Le jeune homme de 24 ans vit dorénavant à New York, craignant d’être assassiné s’il devait retourner en Cisjordanie.
Le nombre de demandes d’asile rejetées émanant de personnes originaires de la Cisjordanie et de la Bande de Gaza est resté stable, à environ 20 par an, selon des données de l’Agence des services frontaliers du Canada.

Tandis que le nombre de demandes déposées par des Palestiniens au Canada a nettement augmenté ces dernières années, le nombre de dossiers émanant de l’état d’Israël a, pour sa part, baissé.
Selon le gouvernement canadien, seulement 23 Israéliens ont demandé l’asile au Canada au cours des six premiers mois de 2016, contre 524 demandes de statut de réfugiés déposées au cours des 12 mois de l’année 2006.
Le nombre de dossiers soumis par des ressortissants dotés du passeport israélien a décliné de manière constante tout au long de la décennie – tombant à 400 en 2007; 345 en 2008; 211 en 2010; 174 en 2011 tandis que 35 demandes de ce type seulement ont été déposées en 2015.
La raison de cette baisse est que la majorité des Juifs russes souhaitant quitter Israël pour y trouver un climat moins chaud l’ont déjà fait, indique Marshall Garnick, avocat en droit des réfugiés à Toronto.
« Ils ne voulaient plus vivre dans un climat chaud.
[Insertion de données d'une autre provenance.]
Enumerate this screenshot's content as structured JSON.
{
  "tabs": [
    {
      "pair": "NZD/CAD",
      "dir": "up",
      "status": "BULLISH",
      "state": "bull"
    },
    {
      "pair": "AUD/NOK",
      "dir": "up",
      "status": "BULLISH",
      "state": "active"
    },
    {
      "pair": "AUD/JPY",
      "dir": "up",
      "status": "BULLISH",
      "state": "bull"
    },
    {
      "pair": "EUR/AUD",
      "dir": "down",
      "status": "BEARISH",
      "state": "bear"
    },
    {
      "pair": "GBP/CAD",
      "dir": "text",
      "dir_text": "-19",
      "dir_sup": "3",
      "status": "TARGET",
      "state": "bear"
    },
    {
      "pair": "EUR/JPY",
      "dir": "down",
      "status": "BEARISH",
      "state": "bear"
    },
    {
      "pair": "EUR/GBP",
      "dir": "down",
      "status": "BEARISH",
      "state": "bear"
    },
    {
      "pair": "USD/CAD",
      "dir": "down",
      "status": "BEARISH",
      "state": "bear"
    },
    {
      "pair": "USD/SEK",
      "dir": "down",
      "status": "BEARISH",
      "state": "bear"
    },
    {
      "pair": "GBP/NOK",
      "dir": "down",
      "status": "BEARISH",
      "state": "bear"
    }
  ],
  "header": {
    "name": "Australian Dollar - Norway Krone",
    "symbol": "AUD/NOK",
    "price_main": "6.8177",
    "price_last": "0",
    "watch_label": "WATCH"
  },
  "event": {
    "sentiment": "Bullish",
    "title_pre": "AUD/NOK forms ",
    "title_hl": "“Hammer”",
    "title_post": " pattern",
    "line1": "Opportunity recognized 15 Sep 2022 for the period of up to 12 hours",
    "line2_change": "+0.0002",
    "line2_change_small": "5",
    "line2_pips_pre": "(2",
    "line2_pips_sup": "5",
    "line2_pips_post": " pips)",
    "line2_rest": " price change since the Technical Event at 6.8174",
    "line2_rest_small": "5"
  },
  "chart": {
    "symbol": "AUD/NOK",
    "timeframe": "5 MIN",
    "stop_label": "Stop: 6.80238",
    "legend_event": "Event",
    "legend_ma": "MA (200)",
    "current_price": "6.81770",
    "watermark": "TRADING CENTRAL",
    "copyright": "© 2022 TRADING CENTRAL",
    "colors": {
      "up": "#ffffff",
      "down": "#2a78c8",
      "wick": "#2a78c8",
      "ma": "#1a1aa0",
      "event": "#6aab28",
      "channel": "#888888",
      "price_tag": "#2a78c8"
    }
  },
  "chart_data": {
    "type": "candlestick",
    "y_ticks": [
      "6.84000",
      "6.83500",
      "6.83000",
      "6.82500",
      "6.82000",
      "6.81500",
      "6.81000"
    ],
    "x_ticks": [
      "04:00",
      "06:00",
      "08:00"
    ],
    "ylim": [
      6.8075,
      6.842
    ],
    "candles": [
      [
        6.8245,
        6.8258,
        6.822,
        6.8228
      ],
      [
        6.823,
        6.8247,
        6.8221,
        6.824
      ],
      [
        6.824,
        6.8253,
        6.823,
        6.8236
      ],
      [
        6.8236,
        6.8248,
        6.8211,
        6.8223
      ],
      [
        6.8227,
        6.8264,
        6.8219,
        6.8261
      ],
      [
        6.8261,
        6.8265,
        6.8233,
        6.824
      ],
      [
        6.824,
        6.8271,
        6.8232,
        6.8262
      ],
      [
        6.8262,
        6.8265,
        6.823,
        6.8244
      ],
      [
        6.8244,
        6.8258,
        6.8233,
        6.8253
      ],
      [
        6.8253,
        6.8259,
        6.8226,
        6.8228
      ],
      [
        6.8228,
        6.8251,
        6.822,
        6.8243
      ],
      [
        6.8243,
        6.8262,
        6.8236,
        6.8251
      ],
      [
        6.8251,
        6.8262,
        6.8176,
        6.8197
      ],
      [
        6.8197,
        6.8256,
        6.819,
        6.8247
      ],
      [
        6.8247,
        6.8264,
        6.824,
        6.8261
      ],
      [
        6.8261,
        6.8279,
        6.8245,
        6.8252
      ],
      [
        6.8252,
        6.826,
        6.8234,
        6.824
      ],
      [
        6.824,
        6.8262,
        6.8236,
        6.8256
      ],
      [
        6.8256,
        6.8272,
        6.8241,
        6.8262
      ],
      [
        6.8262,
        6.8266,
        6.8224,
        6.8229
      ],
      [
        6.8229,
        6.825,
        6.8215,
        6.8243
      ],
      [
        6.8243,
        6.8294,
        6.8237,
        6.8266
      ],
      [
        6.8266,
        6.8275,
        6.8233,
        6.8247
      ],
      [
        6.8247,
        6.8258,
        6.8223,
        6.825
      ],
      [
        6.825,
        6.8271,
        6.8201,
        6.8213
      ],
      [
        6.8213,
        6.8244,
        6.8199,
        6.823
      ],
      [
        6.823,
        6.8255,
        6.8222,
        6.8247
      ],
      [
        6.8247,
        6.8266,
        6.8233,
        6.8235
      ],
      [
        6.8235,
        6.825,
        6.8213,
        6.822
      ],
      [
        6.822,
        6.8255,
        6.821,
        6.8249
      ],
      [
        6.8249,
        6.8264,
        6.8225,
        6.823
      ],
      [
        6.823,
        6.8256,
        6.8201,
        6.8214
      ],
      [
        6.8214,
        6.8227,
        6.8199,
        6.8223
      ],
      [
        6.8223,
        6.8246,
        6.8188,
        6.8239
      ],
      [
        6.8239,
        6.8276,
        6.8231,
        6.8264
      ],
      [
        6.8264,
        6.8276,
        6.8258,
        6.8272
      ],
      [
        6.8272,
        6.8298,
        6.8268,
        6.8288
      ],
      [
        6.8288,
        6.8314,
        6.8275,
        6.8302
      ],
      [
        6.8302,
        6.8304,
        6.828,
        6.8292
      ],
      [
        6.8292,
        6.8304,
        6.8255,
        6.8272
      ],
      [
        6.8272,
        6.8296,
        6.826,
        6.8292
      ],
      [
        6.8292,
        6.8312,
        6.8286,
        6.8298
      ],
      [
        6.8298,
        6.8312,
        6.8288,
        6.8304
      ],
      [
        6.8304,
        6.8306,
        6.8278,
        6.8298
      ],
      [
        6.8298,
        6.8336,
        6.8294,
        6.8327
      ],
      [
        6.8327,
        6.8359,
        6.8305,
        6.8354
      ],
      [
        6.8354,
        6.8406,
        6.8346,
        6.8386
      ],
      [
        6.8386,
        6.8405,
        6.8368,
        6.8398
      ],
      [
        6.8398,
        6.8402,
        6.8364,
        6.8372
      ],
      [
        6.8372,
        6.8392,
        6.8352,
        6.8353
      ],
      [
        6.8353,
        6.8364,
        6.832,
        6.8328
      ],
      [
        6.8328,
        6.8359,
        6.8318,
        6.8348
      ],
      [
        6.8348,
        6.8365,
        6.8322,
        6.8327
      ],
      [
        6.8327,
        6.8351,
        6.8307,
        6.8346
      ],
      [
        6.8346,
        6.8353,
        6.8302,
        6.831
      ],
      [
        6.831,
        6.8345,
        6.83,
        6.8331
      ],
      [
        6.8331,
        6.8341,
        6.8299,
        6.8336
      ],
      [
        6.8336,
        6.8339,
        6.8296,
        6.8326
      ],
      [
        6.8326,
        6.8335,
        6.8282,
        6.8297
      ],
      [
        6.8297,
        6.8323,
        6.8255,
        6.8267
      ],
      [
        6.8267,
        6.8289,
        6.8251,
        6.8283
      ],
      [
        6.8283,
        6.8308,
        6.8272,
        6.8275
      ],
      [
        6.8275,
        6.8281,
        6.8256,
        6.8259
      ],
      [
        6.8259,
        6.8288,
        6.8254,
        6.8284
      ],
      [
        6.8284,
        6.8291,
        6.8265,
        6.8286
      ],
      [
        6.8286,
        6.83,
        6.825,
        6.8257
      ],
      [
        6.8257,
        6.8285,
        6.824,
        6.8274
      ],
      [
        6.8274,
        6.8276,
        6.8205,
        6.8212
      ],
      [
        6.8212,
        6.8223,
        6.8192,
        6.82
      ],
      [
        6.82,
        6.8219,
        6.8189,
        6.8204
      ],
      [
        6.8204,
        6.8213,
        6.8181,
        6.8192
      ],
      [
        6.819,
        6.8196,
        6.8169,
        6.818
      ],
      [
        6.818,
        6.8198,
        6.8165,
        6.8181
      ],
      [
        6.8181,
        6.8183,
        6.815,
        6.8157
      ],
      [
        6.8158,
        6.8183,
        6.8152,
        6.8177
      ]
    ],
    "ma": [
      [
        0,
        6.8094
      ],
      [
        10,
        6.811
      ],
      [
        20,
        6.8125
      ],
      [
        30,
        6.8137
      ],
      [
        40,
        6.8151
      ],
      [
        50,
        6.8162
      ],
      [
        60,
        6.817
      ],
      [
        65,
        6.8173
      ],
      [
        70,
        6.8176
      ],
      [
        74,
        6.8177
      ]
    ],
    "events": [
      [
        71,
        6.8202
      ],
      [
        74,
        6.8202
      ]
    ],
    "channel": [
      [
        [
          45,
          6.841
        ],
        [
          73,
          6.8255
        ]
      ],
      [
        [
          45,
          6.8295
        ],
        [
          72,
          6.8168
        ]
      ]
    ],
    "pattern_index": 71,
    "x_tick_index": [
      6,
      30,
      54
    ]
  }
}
Un grand nombre d’entre eux ont estimé que la vie en Israël était dure, avec le service militaire, les terroristes – et ils ont donc décidé de venir au Canada. Ils disaient qu’ils venaient pour le tourisme et une fois sur place, ils ont demandé l’asile », explique Garnick.
Bien sûr, les Juifs russes n’ont pas été les seuls Israéliens à demander l’asile au Canada.

Par exemple, dans un dossier qui date du mois d’avril 2016, un couple israélien mixte a vu sa demande d’asile au Canada rejetée – une femme musulmane arabe et un homme d’origine juive qui avait migré en Israël depuis la Biélorussie et s’était converti à l’islam, accompagnés de leurs deux enfants.
La femme avait affirmé qu’elle recevait des menaces de mort de la part de son oncle et qu’elle subissait des pressions de sa famille pour qu’elle divorce de son époux et qu’elle se marie avec son cousin.
Le tribunal canadien avait rejeté la demande parce que le juge avait estimé que les appelants pourraient recevoir une protection appropriée en Israël.
Les demandes de statut de réfugié émanant des Israéliens ont moins de chance d’être acceptées au Canada.
Seulement 12 % des Israéliens ayant demandé l’asile au Canada durant la première partie de 2016 l’ont obtenu, tandis que 78 % des demandes formulées par des personnes originaires de la Cisjordanie et de Gaza ont été acceptées, selon les données du gouvernement canadien.